Alas, my hopes foundered. It started off well enough; Isabel sees a man fall past her, from the top level of the concert hall to his death on the lowest level. Stricken, she cannot leave it alone, and soon discovered that he had an excellent head for heights, a happy and forward-looking disposition, and a reason to fear for his safety. Isabel reluctantly decides she has a moral obligation to solve the mystery of his death.

With such a promising start, it wasn't until about halfway through the book that I realized I was getting bored to death. Isabel's penchant for philosophy results in an unfortunate tendency to ramble on about all manner of moral dilemmas or other philosophical ephemera. Sometimes this actually propels her to action, but not enough action to justify following her constant existential posturing.

And another thing: there were far too many dead ends in the first half of the book. The police inspector, sporting a navy windbreaker and a forbidding expression, promised to be an excellent competitor or co-conspirator for the amateur Isabel, but his cameo was too brief. Likewise, the smarmy journalist threatened to create a world of trouble for our hapless heroine, but--he didn't. Instead, we become acquainted with Isabel's niece Cat, Cat's boyfriend Toby, Cat's ex Jamie, and Grace the maid. And Hen and Neil, who were the deceased's roommates. None of them are particularly interesting, and nothing much happened before I finally gave up and read the end. Which was quite a let-down, in keeping with the first half of the book.

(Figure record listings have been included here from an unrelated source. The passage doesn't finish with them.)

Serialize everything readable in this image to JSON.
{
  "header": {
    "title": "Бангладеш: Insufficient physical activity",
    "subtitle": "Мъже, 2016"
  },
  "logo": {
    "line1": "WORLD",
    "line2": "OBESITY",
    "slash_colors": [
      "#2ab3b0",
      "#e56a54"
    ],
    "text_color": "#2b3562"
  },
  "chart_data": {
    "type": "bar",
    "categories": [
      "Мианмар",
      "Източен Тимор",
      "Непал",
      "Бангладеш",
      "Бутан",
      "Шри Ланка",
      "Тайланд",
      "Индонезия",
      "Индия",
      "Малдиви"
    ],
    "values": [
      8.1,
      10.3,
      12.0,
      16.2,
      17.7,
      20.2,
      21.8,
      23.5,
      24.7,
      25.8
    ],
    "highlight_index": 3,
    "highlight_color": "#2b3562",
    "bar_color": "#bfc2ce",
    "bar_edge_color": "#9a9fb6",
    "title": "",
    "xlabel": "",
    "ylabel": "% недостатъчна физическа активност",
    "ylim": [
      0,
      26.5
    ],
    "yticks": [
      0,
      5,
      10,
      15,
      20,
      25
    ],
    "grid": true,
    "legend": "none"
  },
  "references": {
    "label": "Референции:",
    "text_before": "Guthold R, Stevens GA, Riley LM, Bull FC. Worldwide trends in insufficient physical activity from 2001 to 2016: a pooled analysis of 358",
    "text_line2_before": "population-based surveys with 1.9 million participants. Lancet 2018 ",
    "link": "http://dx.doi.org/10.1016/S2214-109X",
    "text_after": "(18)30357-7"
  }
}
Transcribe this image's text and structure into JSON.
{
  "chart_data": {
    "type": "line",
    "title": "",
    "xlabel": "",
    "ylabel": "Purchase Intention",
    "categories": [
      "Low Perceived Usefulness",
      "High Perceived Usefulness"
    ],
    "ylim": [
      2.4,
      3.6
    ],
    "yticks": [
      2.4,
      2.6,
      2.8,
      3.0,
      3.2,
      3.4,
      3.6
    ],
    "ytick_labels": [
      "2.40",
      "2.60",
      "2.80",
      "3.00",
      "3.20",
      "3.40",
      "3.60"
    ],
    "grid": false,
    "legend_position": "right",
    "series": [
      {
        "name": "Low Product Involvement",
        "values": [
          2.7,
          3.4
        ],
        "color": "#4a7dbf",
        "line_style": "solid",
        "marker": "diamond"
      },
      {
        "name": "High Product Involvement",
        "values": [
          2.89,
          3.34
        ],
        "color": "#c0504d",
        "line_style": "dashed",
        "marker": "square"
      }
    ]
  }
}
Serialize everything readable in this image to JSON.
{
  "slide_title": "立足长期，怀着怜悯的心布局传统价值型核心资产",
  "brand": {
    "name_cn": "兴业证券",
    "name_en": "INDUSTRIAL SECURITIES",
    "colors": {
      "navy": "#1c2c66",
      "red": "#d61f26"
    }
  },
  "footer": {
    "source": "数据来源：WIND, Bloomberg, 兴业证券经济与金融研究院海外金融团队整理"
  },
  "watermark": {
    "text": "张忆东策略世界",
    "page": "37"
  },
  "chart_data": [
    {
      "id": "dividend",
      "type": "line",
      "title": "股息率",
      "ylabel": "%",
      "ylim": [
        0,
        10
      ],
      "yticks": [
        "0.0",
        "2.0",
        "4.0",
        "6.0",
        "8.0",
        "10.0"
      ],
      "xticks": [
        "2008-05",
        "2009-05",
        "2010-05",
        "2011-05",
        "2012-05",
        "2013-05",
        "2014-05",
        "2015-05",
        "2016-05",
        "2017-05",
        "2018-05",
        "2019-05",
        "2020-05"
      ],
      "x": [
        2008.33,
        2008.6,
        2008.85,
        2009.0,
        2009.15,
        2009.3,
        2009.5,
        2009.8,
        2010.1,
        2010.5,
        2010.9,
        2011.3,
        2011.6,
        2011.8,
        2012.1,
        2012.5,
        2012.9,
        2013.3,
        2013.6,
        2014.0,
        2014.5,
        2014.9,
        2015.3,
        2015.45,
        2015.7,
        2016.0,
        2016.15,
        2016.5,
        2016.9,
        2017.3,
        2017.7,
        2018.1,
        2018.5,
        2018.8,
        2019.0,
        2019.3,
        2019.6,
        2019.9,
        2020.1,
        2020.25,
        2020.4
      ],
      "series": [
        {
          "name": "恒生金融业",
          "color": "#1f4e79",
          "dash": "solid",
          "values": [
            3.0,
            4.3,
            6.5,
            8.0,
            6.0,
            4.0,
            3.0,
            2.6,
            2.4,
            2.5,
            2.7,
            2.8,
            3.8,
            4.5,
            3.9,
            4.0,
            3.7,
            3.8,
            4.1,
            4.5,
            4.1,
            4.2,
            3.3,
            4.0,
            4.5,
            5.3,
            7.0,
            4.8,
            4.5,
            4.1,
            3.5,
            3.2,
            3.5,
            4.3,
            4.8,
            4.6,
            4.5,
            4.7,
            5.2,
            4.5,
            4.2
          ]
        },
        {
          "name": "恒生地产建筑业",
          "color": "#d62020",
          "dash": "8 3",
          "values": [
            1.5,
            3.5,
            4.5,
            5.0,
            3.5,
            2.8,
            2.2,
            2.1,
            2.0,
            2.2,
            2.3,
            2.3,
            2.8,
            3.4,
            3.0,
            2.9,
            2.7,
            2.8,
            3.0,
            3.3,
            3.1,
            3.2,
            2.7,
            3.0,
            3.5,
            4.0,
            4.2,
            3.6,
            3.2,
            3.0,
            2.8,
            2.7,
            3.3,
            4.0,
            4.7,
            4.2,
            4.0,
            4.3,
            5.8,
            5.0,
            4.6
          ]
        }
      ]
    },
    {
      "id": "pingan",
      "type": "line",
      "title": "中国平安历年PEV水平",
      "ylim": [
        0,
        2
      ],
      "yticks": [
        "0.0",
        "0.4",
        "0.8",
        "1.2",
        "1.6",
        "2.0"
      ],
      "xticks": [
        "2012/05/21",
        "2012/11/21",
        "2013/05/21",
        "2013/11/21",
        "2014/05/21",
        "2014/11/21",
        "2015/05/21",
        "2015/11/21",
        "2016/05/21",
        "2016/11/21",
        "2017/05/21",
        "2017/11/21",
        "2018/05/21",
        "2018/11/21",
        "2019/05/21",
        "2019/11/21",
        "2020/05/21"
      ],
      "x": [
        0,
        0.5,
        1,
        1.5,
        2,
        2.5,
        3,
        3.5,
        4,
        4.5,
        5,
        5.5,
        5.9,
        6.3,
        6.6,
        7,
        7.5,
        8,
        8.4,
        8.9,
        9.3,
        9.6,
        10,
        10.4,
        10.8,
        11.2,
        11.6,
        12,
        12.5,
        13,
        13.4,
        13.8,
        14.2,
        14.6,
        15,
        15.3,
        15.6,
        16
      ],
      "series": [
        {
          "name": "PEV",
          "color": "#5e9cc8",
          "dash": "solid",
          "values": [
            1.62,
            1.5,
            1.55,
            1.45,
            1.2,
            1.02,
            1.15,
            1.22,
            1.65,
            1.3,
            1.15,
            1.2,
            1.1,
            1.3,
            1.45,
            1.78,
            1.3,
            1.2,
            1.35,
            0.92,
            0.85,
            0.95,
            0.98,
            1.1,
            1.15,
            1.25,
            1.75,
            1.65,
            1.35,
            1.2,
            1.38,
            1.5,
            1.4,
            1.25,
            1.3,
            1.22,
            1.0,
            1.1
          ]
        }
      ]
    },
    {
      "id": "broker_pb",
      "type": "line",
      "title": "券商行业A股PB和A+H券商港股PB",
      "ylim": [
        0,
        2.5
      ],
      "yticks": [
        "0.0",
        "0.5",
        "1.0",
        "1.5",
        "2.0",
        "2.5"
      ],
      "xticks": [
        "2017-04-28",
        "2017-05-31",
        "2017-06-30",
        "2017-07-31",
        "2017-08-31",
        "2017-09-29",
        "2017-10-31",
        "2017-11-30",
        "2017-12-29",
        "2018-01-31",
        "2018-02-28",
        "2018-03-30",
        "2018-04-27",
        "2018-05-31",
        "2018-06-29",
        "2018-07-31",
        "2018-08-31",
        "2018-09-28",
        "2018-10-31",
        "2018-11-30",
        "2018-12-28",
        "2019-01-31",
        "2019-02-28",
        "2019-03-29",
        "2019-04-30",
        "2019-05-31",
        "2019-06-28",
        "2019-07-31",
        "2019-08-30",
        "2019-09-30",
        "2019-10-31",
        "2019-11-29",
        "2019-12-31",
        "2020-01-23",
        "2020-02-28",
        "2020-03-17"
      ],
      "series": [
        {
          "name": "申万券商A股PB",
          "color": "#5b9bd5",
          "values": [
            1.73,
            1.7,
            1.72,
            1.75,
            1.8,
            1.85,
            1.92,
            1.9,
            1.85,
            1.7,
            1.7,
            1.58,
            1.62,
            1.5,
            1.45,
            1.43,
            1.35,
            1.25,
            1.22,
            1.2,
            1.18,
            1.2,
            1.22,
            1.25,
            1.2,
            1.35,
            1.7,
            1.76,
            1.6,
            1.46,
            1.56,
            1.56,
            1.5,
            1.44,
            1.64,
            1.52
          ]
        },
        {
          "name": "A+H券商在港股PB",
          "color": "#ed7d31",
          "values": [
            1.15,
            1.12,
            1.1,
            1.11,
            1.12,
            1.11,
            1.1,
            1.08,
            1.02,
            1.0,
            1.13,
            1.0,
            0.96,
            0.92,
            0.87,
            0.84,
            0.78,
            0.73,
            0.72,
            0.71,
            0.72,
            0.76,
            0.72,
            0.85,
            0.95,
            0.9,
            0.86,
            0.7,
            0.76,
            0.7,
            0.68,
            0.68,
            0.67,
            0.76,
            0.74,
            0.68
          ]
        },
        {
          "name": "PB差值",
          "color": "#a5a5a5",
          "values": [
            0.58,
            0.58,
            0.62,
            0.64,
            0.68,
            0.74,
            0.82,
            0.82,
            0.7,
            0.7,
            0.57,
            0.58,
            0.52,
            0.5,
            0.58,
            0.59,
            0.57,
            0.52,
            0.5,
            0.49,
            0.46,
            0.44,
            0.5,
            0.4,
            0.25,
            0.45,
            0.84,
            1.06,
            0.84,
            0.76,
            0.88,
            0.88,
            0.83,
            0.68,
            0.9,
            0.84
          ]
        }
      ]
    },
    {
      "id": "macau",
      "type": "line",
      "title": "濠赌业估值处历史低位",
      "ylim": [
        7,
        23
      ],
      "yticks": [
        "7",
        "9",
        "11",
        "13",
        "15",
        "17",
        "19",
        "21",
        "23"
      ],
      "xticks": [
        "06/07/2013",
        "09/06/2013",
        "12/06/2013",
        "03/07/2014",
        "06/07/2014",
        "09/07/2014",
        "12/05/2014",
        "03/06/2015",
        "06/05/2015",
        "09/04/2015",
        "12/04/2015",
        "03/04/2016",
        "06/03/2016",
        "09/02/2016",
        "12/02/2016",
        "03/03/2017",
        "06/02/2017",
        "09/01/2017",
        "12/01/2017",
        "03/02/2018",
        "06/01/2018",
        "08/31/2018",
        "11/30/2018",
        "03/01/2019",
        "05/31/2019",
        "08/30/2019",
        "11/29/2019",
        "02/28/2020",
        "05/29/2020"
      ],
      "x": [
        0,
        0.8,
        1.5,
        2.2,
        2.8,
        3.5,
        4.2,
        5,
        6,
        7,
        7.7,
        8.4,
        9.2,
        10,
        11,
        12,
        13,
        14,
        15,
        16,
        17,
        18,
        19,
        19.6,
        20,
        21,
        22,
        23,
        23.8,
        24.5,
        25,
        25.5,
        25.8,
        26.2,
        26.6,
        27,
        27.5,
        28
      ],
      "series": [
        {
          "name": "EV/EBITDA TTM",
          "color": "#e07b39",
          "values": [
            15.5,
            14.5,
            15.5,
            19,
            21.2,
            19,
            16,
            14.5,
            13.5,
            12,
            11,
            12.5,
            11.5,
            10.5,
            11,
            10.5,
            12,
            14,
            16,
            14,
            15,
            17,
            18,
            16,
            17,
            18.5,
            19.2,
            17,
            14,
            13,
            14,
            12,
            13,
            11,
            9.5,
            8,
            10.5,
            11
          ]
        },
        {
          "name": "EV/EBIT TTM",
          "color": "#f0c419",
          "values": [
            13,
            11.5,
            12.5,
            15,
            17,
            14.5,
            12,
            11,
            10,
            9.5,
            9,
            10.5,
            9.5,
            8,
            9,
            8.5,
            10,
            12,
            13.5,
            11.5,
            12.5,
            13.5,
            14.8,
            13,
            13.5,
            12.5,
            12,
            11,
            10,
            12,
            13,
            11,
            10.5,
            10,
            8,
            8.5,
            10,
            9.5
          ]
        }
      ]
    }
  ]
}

So I give McCall Smith points for consistency, but that's it. I cannot recommend The Sunday Philosophy Club. Just writing about it makes me sleepy.

A Play of Dux Moraud AND A Play of Knaves

These are two books, part of a series by Margaret Frazer about the player Joliffe and the acting troupe to which he belongs, and how they go about solving murders in medieval England. (This troupe of players is introduced in Frazer's other series, the Dame Frevisse books) Dux Moraud is the second in the series, and Knaves the third, and I read them back-to-back. I quite liked the first book in the series, A Play of Isaac, so I was ready for more. And I like the series, on the whole, but with some few reservations.

Good things: the characterizations are good to a point, the milieu convincing, the stories interesting. Each story is based on a play performed by the troop, which seems to have some historical justification.

Not-as-good things: Dux Moraud turns out to have a lot of incestuous overtones, which I don't much care for. Sir Edmund and his family don't work for me. After laboriously pointing out that Sir Edmund's character will be reflected in the attitudes of his household and community, we find a normal community and household presided over by a cold man and his cold wife, a child that could be psychopathic and a child who is normal. Normal child seems to fit in with the gang, but Dad, Mom and Other Child definitely inhabit their own weird world. And Knaves has its own set of crazy people. How is it that all these mentally ill people are in positions of authority, meaning they're not outcasts or homeless or even unsuccessful?

Having said all this, I will probably read the next Joliffe book, which came out this week, entitled A Play of Lords. But if you're interested in medieval mysteries, I would recommend the Brother Cadfael series by Ellis Peters.